The first step is to confirm that it is indeed a DDoS attack and not a legitimate spike (e.g., flash crowd). Analyze flow data and logs to identify the attack type (volumetric, protocol, application) and its characteristics. Then implement containment measures appropriate for the attack type. Do not immediately block all traffic or shut down servers—maintain availability for legitimate users. On the exam, the correct first action is often 'analyze traffic patterns' or 'classify the attack'.

How do you mitigate a SYN flood attack?

SYN flood attacks are mitigated by enabling SYN cookies on the server or edge device. SYN cookies encode the initial sequence number so that the server does not allocate resources until the handshake completes. Alternatively, rate-limit incoming SYN packets (e.g., iptables: `--limit 100/s`). The exam expects you to know that SYN cookies are a kernel-level defense and that they can be enabled via `sysctl -w net.ipv4.tcp_syncookies=1` on Linux.

What is BGP blackholing and when is it used?

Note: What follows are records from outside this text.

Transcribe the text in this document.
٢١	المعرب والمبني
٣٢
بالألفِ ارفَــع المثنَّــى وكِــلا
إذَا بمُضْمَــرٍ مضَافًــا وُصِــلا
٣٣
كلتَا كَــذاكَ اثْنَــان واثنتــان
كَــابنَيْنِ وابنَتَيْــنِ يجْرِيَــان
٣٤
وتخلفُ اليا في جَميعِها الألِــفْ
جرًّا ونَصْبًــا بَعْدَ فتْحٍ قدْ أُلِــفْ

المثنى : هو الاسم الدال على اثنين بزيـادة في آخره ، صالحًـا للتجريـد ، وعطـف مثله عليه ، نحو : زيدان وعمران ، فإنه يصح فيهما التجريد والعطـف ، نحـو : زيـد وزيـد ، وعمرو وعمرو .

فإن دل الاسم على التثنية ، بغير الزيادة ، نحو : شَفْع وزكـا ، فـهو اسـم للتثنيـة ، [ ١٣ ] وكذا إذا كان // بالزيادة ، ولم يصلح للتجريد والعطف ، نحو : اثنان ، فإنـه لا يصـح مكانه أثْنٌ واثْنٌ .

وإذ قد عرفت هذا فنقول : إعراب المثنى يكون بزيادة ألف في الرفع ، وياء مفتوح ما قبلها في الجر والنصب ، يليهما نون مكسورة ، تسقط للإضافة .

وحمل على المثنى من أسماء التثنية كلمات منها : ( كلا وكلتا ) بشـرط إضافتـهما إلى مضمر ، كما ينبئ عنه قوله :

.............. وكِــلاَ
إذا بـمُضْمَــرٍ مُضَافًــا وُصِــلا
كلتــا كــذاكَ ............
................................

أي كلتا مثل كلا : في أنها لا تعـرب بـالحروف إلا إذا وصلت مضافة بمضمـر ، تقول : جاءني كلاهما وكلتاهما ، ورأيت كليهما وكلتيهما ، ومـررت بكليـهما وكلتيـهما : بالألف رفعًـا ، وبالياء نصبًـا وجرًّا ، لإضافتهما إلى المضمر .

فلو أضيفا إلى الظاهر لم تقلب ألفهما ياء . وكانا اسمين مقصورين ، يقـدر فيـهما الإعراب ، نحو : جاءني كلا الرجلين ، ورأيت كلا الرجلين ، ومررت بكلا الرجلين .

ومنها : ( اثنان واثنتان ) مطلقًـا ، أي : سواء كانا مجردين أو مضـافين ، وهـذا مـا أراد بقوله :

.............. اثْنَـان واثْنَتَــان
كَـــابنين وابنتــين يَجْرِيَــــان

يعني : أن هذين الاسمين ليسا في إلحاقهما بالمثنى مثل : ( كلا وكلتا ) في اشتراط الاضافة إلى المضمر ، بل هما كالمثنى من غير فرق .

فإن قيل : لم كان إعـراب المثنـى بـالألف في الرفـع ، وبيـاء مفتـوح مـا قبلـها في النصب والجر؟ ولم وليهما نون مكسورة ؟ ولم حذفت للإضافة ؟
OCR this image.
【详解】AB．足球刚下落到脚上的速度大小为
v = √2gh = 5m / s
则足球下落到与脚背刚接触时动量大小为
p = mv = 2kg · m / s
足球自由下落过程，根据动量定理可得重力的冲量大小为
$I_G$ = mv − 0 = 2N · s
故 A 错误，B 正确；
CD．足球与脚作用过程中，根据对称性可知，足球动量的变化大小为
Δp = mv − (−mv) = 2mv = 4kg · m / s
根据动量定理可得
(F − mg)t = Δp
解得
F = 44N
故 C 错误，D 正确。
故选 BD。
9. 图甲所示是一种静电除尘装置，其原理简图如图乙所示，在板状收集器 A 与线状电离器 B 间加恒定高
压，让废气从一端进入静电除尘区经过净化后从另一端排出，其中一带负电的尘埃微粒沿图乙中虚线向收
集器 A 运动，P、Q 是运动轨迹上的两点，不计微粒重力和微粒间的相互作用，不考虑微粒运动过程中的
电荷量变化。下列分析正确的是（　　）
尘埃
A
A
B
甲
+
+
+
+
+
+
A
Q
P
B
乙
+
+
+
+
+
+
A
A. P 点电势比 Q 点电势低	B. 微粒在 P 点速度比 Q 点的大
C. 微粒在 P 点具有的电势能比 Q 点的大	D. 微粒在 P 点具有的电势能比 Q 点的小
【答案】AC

BGP blackholing (RTBH) is a technique where the target IP is advertised with a next-hop of Null0, causing all traffic to that IP to be dropped at the ISP's edge. It is used for volumetric attacks that saturate the internet link. The drawback is that it drops all traffic, including legitimate users. It is a last-resort containment method. On the exam, blackholing is the correct answer when the attack is overwhelming the link and other mitigations fail.

How do you detect a DNS amplification attack?

DNS amplification attacks are detected by monitoring DNS query/response sizes. A small query (e.g., 60 bytes) results in a large response (up to 4000 bytes). Flow analysis shows high traffic volume on UDP port 53 with many responses from external DNS servers. The source IP in the response is the victim's IP (spoofed). Mitigation includes blocking DNS responses from external servers to internal IPs, or using DNS RRL (Response Rate Limiting) on authoritative servers. The exam tests recognition of amplification factors.

What is a scrubbing center?

A scrubbing center is a cloud-based service that filters malicious traffic from a DDoS attack before forwarding clean traffic to the target network. Traffic is redirected via BGP or DNS to the scrubbing center, which uses deep packet inspection, rate limiting, and behavioral analysis to drop attack packets. It is effective for large volumetric attacks. The exam may ask about 'traffic diversion to a scrubbing center' as a containment step.

How do you handle a slow HTTP attack like Slowloris?

Slowloris sends partial HTTP headers to keep connections open, exhausting server connection pools. Mitigation includes: increasing the server's maximum connection limit, reducing the timeout for incomplete requests (e.g., `KeepAliveTimeout`), using a WAF to detect and drop slow connections, and rate-limiting connections per IP. The exam tests recognition of slow attacks and the need for application-layer defenses.

What post-incident activities are important after a DDoS attack?

Post-incident activities include: conducting a lessons-learned meeting, analyzing the attack's effectiveness and response timeliness, updating the DDoS response plan, adjusting monitoring thresholds, and implementing proactive measures (e.g., CDN, DDoS mitigation service). Also, preserve logs and packet captures for potential legal action. The exam expects you to know that this phase is critical for improving future responses.